The Court emphasized that a handwritten signature (like those at issue in this case) is more easily authenticated than an electronic signature. Because individuals typically can recognize their own handwritten signature, a person’s failure to remember signing a particular document does not create a factual dispute as to the signature’s authenticity so long as they do not deny that a handwritten signature is their own.

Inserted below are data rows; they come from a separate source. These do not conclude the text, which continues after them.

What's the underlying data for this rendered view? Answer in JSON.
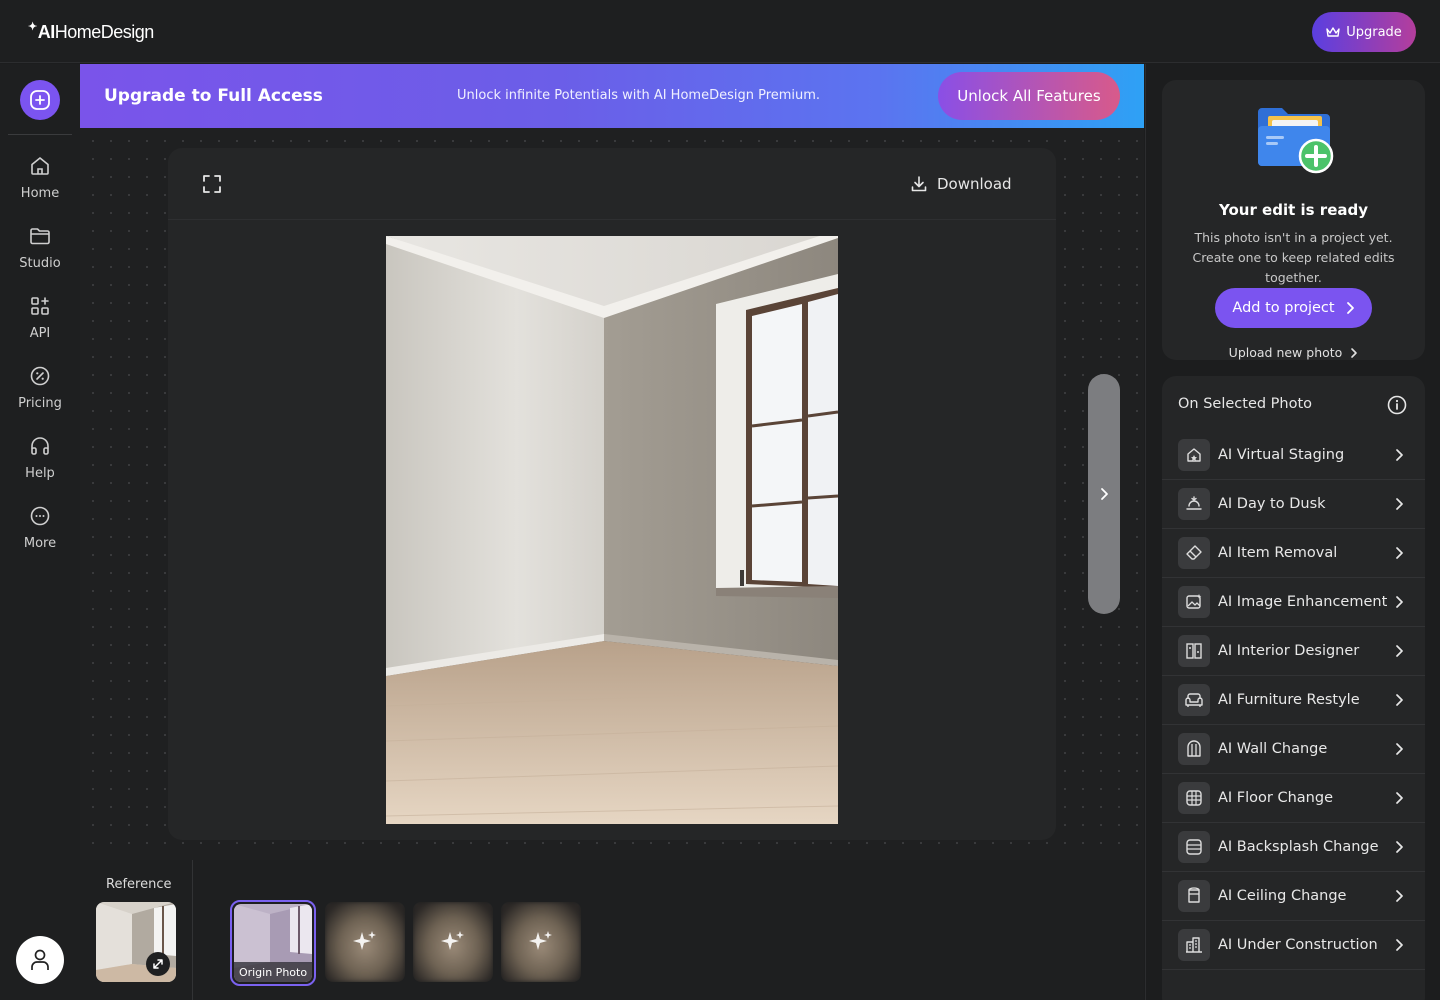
{
  "app": {
    "logo_text_bold": "AI",
    "logo_text": "HomeDesign",
    "upgrade_label": "Upgrade"
  },
  "nav": {
    "items": [
      {
        "label": "Home",
        "icon": "home-icon"
      },
      {
        "label": "Studio",
        "icon": "folder-icon"
      },
      {
        "label": "API",
        "icon": "grid-plus-icon"
      },
      {
        "label": "Pricing",
        "icon": "percent-icon"
      },
      {
        "label": "Help",
        "icon": "headphones-icon"
      },
      {
        "label": "More",
        "icon": "more-icon"
      }
    ]
  },
  "banner": {
    "title": "Upgrade to Full Access",
    "subtitle": "Unlock infinite Potentials with AI HomeDesign Premium.",
    "button": "Unlock All Features"
  },
  "viewer": {
    "download_label": "Download"
  },
  "strip": {
    "reference_label": "Reference",
    "origin_label": "Origin Photo",
    "generating_count": 3
  },
  "ready": {
    "title": "Your edit is ready",
    "description": "This photo isn't in a project yet. Create one to keep related edits together.",
    "add_button": "Add to project",
    "upload_link": "Upload new photo"
  },
  "tools": {
    "heading": "On Selected Photo",
    "items": [
      {
        "label": "AI Virtual Staging",
        "icon": "staging-icon"
      },
      {
        "label": "AI Day to Dusk",
        "icon": "sunset-icon"
      },
      {
        "label": "AI Item Removal",
        "icon": "eraser-icon"
      },
      {
        "label": "AI Image Enhancement",
        "icon": "enhance-icon"
      },
      {
        "label": "AI Interior Designer",
        "icon": "interior-icon"
      },
      {
        "label": "AI Furniture Restyle",
        "icon": "sofa-icon"
      },
      {
        "label": "AI Wall Change",
        "icon": "wall-icon"
      },
      {
        "label": "AI Floor Change",
        "icon": "floor-icon"
      },
      {
        "label": "AI Backsplash Change",
        "icon": "backsplash-icon"
      },
      {
        "label": "AI Ceiling Change",
        "icon": "ceiling-icon"
      },
      {
        "label": "AI Under Construction",
        "icon": "construction-icon"
      }
    ]
  },
  "colors": {
    "accent": "#7b54f0",
    "panel": "#252627",
    "background": "#1c1d1e"
  }
}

The Court of Appeal likewise rejected the plaintiffs’ additional arguments regarding purported procedural and substantive unconscionability. The plaintiffs argued, among other things, that the agreement was substantively unconscionable because it was governed by the Federal Arbitration Act (the “FAA”) and thus violated section 925 of the California Labor Code (“Section 925”), which prohibits employers from requiring California employees to waive the substantive protections of California law as a condition of employment. However, the Court found that Section 925 does not preclude application of the FAA, because the FAA does not prescribe substantive rules for arbitration.
For some employers, obtaining handwritten signatures is not practical (e.g., due to dispersed or remote workforces or the size of their employee population). However, while electronic signatures are certainly valid if properly authenticated, Iyere makes clear that a “wet” signature is even harder for a plaintiff to challenge based on the excuse of temporary amnesia associated with “not being able to recall” signing it.